Arbatov made his statements in responding to questions asked by the Jewish Telegraphic Agency at the briefing for newsmen held by conference leaders. The conference was sponsored by the National Association of Manufacturers and attracted about 800 leading American businessmen and industrialists. In his Senate remarks, Ribicoff contrasted Arbatov’s attempted “intimidation” with the views at the conference by Sen. Edmund S. Muskie (D.Maine) who, Ribicoff said, gave a reasoned analysis that the exit visa issue is a moral issue of concern to Americans.

A State Department official informed JTA that he did not know whether Arbatov was still in the country and would not immediately comment on Ribicoff’s demand. Ribicoff criticized Arbatov the first time on Feb. 28 before Secretary of Commerce Harry S. Dent at the hearings before the Senate Subcommittee on International Trade of which he is the chairman and at which Dent was a witness.

MORAL ISSUE IS BASIC

When Ribicoff angrily declared “I am using this platform to tell Mr. Arbatov to mind his own damned business,” Sen. Clifford P. Hansen (R. Wyo.) said, “I join with you on that, Mr. Chairman.” Ribicoff did not press Dent for a response to his demand observing that the Secretary “just happened to be in the witness chair today.”

Ribicoff recently filed a special report advocating greater East-West trade and most favored nation status for Communist countries after his visit to Rumania and Hungary where he had addressed a major conference on East-West trade. “I recognize the importance of East West trade for developing relations between nations,” Ribicoff told Dent. “But I am also concerned with the basic moral issue presented when exorbitant ransom fees are now being levied against Soviet citizens, and particularly a segment suffering from discrimination, as a condition for permitting them to emigrate from the Soviet Union.”

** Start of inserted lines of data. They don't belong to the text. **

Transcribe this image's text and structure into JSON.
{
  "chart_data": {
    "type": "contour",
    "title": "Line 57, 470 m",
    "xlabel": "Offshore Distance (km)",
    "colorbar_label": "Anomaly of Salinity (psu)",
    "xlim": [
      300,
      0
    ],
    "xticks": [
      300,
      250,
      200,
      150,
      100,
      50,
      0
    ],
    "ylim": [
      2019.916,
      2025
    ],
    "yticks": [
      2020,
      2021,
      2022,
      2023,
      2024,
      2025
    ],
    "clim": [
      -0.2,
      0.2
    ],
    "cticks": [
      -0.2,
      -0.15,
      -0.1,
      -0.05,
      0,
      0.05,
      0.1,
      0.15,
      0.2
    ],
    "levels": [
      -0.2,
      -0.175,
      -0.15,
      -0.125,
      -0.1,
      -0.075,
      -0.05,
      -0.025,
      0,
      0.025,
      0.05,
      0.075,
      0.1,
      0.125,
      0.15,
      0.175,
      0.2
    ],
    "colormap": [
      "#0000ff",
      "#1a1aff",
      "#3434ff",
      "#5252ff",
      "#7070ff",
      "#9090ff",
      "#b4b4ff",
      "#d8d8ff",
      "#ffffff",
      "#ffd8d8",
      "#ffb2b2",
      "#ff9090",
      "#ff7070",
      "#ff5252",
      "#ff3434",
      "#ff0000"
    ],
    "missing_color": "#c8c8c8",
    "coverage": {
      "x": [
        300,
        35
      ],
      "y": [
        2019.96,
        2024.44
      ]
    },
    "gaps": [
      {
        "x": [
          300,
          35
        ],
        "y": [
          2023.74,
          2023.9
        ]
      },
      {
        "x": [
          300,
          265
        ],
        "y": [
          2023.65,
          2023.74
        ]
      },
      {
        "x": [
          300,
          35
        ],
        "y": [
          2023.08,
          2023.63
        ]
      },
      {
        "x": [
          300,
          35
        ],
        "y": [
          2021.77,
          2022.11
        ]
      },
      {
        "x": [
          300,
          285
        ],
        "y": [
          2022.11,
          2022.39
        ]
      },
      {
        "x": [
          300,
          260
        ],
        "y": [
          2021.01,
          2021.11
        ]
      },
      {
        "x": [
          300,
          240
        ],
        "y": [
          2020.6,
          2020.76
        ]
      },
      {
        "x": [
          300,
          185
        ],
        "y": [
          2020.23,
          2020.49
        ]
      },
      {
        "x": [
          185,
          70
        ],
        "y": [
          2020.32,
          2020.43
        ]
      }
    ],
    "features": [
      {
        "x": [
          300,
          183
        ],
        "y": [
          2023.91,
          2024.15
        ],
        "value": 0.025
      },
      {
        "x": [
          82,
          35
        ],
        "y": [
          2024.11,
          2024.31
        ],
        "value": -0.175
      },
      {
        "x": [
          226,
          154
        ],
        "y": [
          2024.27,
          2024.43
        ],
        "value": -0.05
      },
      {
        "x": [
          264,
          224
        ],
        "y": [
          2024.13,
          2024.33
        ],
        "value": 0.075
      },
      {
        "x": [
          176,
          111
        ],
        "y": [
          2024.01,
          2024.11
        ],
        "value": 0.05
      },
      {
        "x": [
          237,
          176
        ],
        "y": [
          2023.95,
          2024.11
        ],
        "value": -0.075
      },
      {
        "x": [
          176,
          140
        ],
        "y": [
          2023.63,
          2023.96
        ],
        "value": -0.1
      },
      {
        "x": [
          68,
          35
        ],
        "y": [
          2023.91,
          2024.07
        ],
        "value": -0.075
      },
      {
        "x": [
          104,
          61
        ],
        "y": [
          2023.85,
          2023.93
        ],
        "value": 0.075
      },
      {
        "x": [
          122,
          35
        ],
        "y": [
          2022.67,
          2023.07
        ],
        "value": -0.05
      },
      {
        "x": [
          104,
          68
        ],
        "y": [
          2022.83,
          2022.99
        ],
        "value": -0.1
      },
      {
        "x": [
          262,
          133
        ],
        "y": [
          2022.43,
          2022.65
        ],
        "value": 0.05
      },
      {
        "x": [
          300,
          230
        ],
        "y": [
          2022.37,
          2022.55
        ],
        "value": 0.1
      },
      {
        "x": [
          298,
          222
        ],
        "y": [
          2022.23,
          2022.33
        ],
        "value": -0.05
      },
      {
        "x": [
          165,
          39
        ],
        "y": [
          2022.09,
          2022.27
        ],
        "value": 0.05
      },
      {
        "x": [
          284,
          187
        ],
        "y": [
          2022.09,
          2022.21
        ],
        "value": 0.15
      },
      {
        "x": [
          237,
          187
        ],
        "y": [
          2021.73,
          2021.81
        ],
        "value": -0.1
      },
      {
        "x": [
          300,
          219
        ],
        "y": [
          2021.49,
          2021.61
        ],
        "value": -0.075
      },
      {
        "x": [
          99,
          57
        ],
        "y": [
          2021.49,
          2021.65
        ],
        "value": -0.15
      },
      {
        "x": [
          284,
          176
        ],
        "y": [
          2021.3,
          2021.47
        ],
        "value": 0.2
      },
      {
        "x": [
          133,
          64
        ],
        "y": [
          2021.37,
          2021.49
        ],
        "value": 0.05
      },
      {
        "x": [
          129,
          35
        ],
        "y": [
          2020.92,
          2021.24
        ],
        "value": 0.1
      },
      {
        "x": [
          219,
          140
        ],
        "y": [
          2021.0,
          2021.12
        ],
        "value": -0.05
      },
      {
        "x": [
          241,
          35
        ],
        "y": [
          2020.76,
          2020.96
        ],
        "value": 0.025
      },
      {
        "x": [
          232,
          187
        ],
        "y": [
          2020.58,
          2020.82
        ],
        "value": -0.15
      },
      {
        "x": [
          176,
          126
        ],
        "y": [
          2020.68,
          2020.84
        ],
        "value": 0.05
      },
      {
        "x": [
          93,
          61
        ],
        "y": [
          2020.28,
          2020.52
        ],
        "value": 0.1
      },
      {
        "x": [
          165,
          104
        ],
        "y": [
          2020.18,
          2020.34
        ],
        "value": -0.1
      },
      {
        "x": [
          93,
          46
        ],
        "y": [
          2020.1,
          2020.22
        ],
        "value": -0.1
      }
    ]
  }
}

Continuing, the Senator declared: “To have Mr. Arbatov come to the United States of America and before an audience of American business men, then tell them to use their influence and pressure on the Congress of the United States against a legislative proposal, the Jackson Amendment, which is a very alive proposition and threaten that Jews of the United States will be subjected to anti-Semitic actions by the people of the United States, is presuming upon the good will of the United States.”

Then, demanding that Arbatov leave this country Ribicoff said: “All he can do is to make mischief and harm relations between the Soviet Union and the United States. He is the one that is causing harm to detente, not the Congress of the United States.”